Ser homem policial é diferente de ser mulher policial, pois homens e mulheres vivenciam trajetórias diferenciadas na instituição militar. Vê-se que é um contexto com as suas especificidades no que tange à questão de gênero, principalmente por tratar-se de uma instituição essencialmente masculina.

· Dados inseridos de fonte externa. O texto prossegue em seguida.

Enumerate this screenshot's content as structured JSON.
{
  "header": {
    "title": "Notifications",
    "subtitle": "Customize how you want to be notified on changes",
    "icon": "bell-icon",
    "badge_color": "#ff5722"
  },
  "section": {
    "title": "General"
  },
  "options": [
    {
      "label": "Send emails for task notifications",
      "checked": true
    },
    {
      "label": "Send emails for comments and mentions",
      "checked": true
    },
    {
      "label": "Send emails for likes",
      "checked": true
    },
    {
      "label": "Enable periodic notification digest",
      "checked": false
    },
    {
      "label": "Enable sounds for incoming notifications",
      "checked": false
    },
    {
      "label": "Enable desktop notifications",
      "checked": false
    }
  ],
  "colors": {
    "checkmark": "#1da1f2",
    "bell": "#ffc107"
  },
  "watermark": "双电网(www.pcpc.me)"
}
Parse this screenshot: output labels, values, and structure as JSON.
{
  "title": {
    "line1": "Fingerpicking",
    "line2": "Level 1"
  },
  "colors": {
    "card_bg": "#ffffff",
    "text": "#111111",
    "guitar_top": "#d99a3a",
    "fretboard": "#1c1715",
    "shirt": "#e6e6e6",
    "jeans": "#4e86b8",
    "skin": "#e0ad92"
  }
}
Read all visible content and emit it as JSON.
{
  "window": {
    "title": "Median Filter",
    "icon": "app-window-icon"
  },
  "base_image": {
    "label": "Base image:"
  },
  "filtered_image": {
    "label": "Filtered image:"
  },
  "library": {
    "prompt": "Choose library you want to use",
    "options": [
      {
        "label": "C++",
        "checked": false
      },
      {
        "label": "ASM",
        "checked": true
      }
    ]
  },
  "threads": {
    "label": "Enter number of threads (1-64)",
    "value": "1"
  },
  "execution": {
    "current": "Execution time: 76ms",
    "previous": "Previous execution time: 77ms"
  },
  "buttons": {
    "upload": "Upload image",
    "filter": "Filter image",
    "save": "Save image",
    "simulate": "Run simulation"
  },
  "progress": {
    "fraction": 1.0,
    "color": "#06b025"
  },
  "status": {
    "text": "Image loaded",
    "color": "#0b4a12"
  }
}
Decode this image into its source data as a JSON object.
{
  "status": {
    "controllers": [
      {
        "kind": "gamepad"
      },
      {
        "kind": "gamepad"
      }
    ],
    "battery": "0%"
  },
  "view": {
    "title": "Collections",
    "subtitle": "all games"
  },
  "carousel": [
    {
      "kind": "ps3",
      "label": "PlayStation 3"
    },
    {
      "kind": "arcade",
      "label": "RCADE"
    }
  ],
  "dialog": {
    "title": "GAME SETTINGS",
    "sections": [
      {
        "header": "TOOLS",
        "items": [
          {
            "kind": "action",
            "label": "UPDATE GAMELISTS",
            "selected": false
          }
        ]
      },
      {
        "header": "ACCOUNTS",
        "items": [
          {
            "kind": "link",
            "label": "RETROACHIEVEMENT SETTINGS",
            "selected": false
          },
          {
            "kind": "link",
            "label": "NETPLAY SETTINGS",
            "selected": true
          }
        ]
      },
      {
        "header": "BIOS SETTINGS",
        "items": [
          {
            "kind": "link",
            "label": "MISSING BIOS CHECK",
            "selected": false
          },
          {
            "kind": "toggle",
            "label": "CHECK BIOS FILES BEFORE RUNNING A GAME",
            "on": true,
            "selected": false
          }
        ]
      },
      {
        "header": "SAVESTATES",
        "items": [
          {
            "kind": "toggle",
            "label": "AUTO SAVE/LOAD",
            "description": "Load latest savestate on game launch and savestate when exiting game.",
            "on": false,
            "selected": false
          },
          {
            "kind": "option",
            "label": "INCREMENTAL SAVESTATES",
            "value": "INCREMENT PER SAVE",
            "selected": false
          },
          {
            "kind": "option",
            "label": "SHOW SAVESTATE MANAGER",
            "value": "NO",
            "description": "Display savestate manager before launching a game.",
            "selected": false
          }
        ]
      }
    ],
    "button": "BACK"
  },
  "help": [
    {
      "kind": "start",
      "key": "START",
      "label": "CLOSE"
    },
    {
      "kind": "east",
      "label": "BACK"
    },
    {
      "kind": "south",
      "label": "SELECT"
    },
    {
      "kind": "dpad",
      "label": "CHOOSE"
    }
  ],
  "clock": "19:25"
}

Uma instituição tão masculina que as próprias mulheres assumem posturas em seu interior que evidenciam essas especificidades de gênero. Entre as Policiais Militares que constituíram o universo desta pesquisa (o equivalente a 40 mulheres), 80% afirmaram que irão optar sempre pelos serviços burocráticos por se considerarem inaptas para exercer determinadas atividades, a exemplo do policiamento ostensivo, conforme demonstramos dados do quadro abaixo.

Quadro 15 Preferência de homens e mulheres pelos serviços da PM (2012)

QUE TIPO DE SERVIÇO GOSTA

HOMENS MULHERES TOTAL

Serviços burocráticos/ administrativos 86 32 118 Serviços operacionais/ ostensivos 29 8 37

Qualquer tipo de serviço 30 0 30

TOTAL 145 40 185

Fonte: dados colhidos com a pesquisa.

No entanto, percebemos que os homens também têm preferências pelos serviços considerados administrativos na PM. 59.3% dos policiais afirmam a preferência por ocupar os serviços administrativos, seguido de 20.7 dos policiais que colocam que tanto faz o tipo de serviço que ocupam ou venham a ocupar na instituição e dos 20% que assumem e querem continuar assumindo os serviços ostensivos.

“Irei fazer de tudo para não ir trabalhar na rua. Não acho que a mulher tenha força física para isso. E se tem os serviços mais administrativos, deve ser ocupado por nós mesmos”

(OLIVEIRA, sargenta, 25 anos) “...Quero poder optar um dia pelo serviço de secretária. Acho que existem funções aqui que deveriam ser próprias para nós mulheres.”

Isso nos remete ao fato de que essa diferenciação de gênero, que se configura numa espécie de “exclusão” das mulheres na instituição, pode estar configurada, também, por uma “auto-exclusão”, quando as próprias mulheres admitem a preferência pelos serviços administrativos.

Vê-se também que as especificidades de gênero não são as únicas, pois há um lugar de gênero na instituição, mas esse gênero tem uma cor. Em outras palavras: não apenas o gênero aparece como definidor das oportunidades na instituição militar pesquisada mas também, a raça/etnia.